KDD Process. Source: https://www2.cs.uregina.ca/~dbd/cs831/notes/kdd/1_kdd.html

Knowledge Discovery in Databases, commonly referred to as KDD, is a systematic approach to uncovering patterns, relationships, and actionable insights from vast datasets. It involves multiple steps, from selecting and preprocessing data to the actual process of data mining and finally to the interpretation and use of the results. In this article, we will walk through the KDD methodology using a real-world example based on daily household transactions.

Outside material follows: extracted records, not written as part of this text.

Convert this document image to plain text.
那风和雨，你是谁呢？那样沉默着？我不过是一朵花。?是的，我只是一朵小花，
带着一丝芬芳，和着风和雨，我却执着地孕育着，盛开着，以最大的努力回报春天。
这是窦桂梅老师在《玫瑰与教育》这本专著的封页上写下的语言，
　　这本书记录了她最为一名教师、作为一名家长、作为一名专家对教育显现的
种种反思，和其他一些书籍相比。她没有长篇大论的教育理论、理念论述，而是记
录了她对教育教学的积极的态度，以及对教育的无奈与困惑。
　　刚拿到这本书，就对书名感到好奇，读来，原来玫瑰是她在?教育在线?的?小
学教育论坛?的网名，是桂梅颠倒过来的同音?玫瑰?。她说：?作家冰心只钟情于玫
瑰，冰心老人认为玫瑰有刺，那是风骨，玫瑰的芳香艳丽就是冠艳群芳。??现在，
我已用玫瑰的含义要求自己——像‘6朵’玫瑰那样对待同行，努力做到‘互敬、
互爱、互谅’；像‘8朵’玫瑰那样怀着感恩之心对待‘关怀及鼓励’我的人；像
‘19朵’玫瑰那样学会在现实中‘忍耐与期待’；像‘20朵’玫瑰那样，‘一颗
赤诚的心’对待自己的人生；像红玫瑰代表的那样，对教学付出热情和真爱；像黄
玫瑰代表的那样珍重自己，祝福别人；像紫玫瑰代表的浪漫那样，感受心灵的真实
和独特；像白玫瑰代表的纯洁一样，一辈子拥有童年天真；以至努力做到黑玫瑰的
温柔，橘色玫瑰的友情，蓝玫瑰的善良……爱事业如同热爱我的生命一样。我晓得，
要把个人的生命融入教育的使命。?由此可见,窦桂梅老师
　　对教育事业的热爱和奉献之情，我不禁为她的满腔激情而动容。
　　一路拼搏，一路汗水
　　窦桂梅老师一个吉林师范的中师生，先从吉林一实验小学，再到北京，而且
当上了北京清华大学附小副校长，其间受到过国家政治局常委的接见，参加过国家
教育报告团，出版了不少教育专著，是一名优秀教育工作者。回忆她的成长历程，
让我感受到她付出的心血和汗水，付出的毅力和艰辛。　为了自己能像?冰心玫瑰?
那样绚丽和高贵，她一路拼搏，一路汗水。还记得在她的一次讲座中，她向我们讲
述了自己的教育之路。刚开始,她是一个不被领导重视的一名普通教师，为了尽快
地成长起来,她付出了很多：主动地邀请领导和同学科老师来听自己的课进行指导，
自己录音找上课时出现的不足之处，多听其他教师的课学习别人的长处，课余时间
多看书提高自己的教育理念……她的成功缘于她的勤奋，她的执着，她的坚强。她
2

I will be skipping a lot of code, so you can find the full version of the google colab notebook in the my GitHub Repo at this link.

What is KDD?

KDD stands for Knowledge Discovery in Databases. It is an iterative process in which evaluation metrics can be developed, mining improved, and new data integrated and transformed to produce useful information. The typical steps involved in the KDD process are:

  1. Data Selection
  2. Data Cleaning (Preprocessing)
  3. Data Transformation
  4. Data Mining
  5. Interpretation (Internalization)

For our practical demonstration, we’ll use a dataset containing daily household transactions, which can be found here.

1) Data Selection

The first step in the KDD process is data selection. This involves gathering data from various sources to form a raw dataset. For this demonstration, we’re assuming that this step has been completed and we have our dataset ready.

# Load the dataset
data = pd.read_csv("/path/to/daily_household_transactions.csv")
# Display the first few rows of the dataset
data.head()

Our dataset comprises columns such as:

  • Date: The transaction date
  • Mode: Payment mode (Cash, Bank Account, etc.)
  • Category: Transaction category (Transportation, Food, etc.)
  • Subcategory: More detailed classification
  • Note: Additional transaction-related notes
  • Amount: Transaction amount
  • Income/Expense: Specifies if the transaction was income or an expense
  • Currency: Transaction currency (e.g., INR)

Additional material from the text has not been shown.